Der Gedanke, einen den Mehrheitsparteien nicht genehmen politischen Gegner finanziell auszublu- ten und ihn handlungsunfähig zu machen, indem man ihn von der staatlichen Parteienfinanzierung ausschließt, ist nicht nur verfassungsrechtlich umstritten, sondern es gibt auch gewichtige politische Gründe, die gegen diese Maßnahme sprechen. So wird argumentiert, dass der demokratische Staat sich auch dadurch auszeichne, dass er gegenüber den verschiedenen geistigen und gerade auch gegenüber politischen Strömungen weitgehend Neutralität zu wahren sucht. Darin spiegele sich die politische und verfassungsrechtliche Grundentscheidung für ein pluralistisch struktu- riertes Gemeinwesen. Eine von deren Säulen sei die Parteiengleichheit. Daher verbiete es sich, eine nicht verbotene Partei ungleich zu behandeln, indem man sie von der Parteienfinanzierung ausschließt.
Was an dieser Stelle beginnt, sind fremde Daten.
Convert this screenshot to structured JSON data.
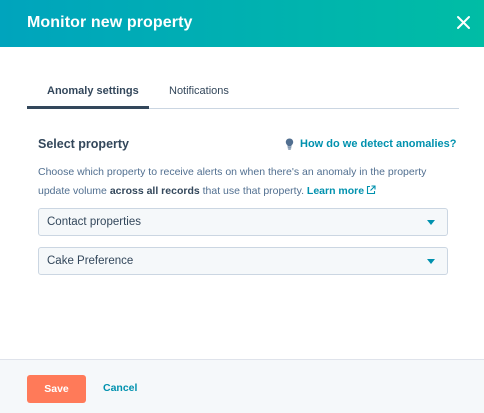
{
  "modal": {
    "title": "Monitor new property"
  },
  "tabs": [
    {
      "label": "Anomaly settings",
      "active": true
    },
    {
      "label": "Notifications",
      "active": false
    }
  ],
  "section": {
    "title": "Select property",
    "help_link": "How do we detect anomalies?",
    "description_part1": "Choose which property to receive alerts on when there's an anomaly in the property update volume ",
    "description_bold": "across all records",
    "description_part2": " that use that property. ",
    "learn_more": "Learn more"
  },
  "selects": [
    {
      "value": "Contact properties"
    },
    {
      "value": "Cake Preference"
    }
  ],
  "footer": {
    "save_label": "Save",
    "cancel_label": "Cancel"
  },
  "colors": {
    "header_start": "#00a4bd",
    "header_end": "#00bda5",
    "link": "#0091ae",
    "primary_button": "#ff7a59",
    "text": "#33475b"
  },
  "icons": [
    "close-icon",
    "lightbulb-icon",
    "external-link-icon",
    "chevron-down-icon"
  ]
}
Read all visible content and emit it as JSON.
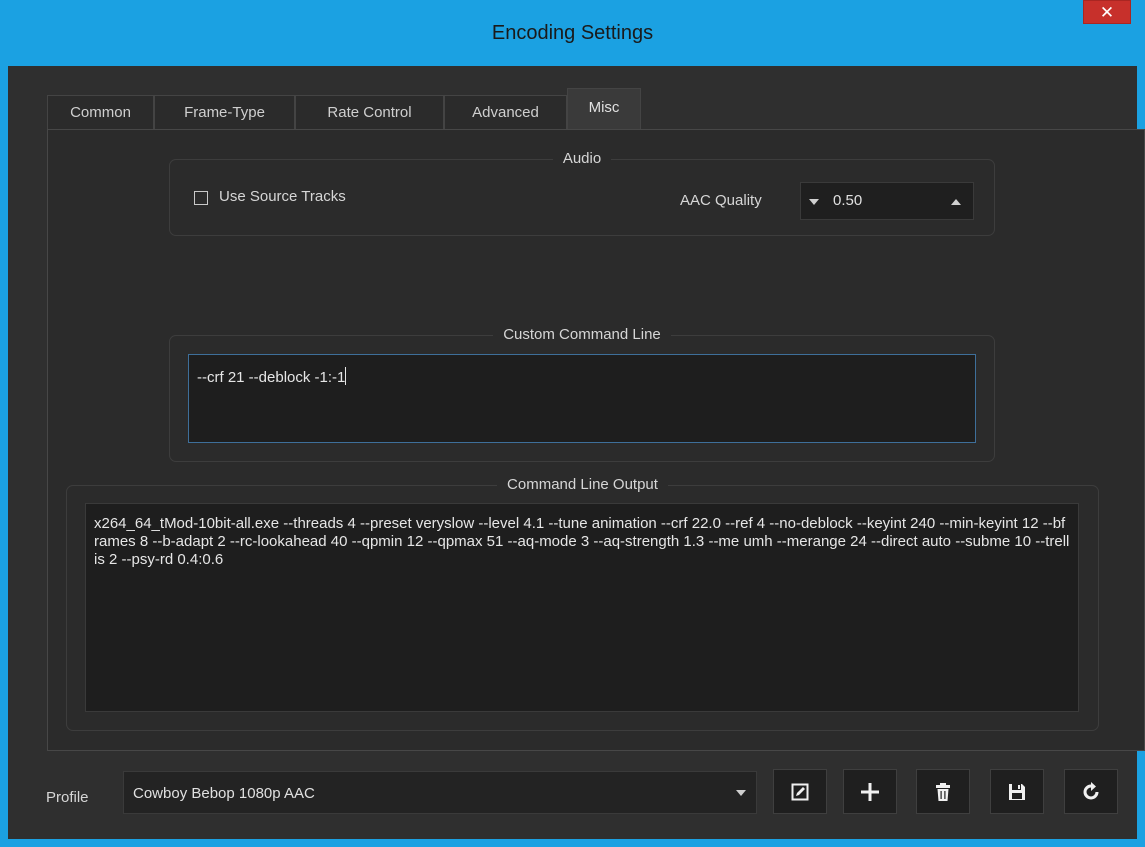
{
  "window": {
    "title": "Encoding Settings",
    "close_glyph": "✕",
    "accent_color": "#1ba1e2",
    "close_color": "#c7302b"
  },
  "tabs": [
    {
      "label": "Common",
      "active": false
    },
    {
      "label": "Frame-Type",
      "active": false
    },
    {
      "label": "Rate Control",
      "active": false
    },
    {
      "label": "Advanced",
      "active": false
    },
    {
      "label": "Misc",
      "active": true
    }
  ],
  "audio": {
    "title": "Audio",
    "use_source_tracks_label": "Use Source Tracks",
    "use_source_tracks_checked": false,
    "aac_quality_label": "AAC Quality",
    "aac_quality_value": "0.50"
  },
  "custom_command_line": {
    "title": "Custom Command Line",
    "value": "--crf 21 --deblock -1:-1"
  },
  "command_line_output": {
    "title": "Command Line Output",
    "value": "x264_64_tMod-10bit-all.exe --threads 4 --preset veryslow --level 4.1 --tune animation --crf 22.0 --ref 4 --no-deblock --keyint 240 --min-keyint 12 --bframes 8 --b-adapt 2 --rc-lookahead 40 --qpmin 12 --qpmax 51 --aq-mode 3 --aq-strength 1.3 --me umh --merange 24 --direct auto --subme 10 --trellis 2 --psy-rd 0.4:0.6"
  },
  "profile": {
    "label": "Profile",
    "selected": "Cowboy Bebop 1080p AAC"
  },
  "toolbar_icons": [
    "edit-icon",
    "add-icon",
    "delete-icon",
    "save-icon",
    "reload-icon"
  ]
}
Kritisch eingewandt wird auch, dass die Antragsteller der Urteilskraft der Bürger und der Offenheit des politischen Willensbildungsprozesses ihr Misstrauen aussprechen würden. Eine auf diese Weise von Staats wegen gelenkte Demokratie, in der bestimmte Ansichten bevorzugt oder benachteiligt werden, schade der Glaubwürdigkeit von Bundestag, Bundesrat und Bundesregierung und damit der von Staat und Demokratie insgesamt.

Dass Politiker der „Systemparteien“ und bestimmte Kommentatoren bereits triumphieren, dass der „Staatsfeind NPD“ endgültig am Boden liege und sich ähnlichen Vernichtungsphantasien hinsichtlich der nicht verfassungsfeindlichen und demokratisch in fast alle deutschen Parlamente gewählten AfD hingeben, zeigt, dass die wichtigsten Verfassungsorgane die Hand an der Büchse der Pandora haben.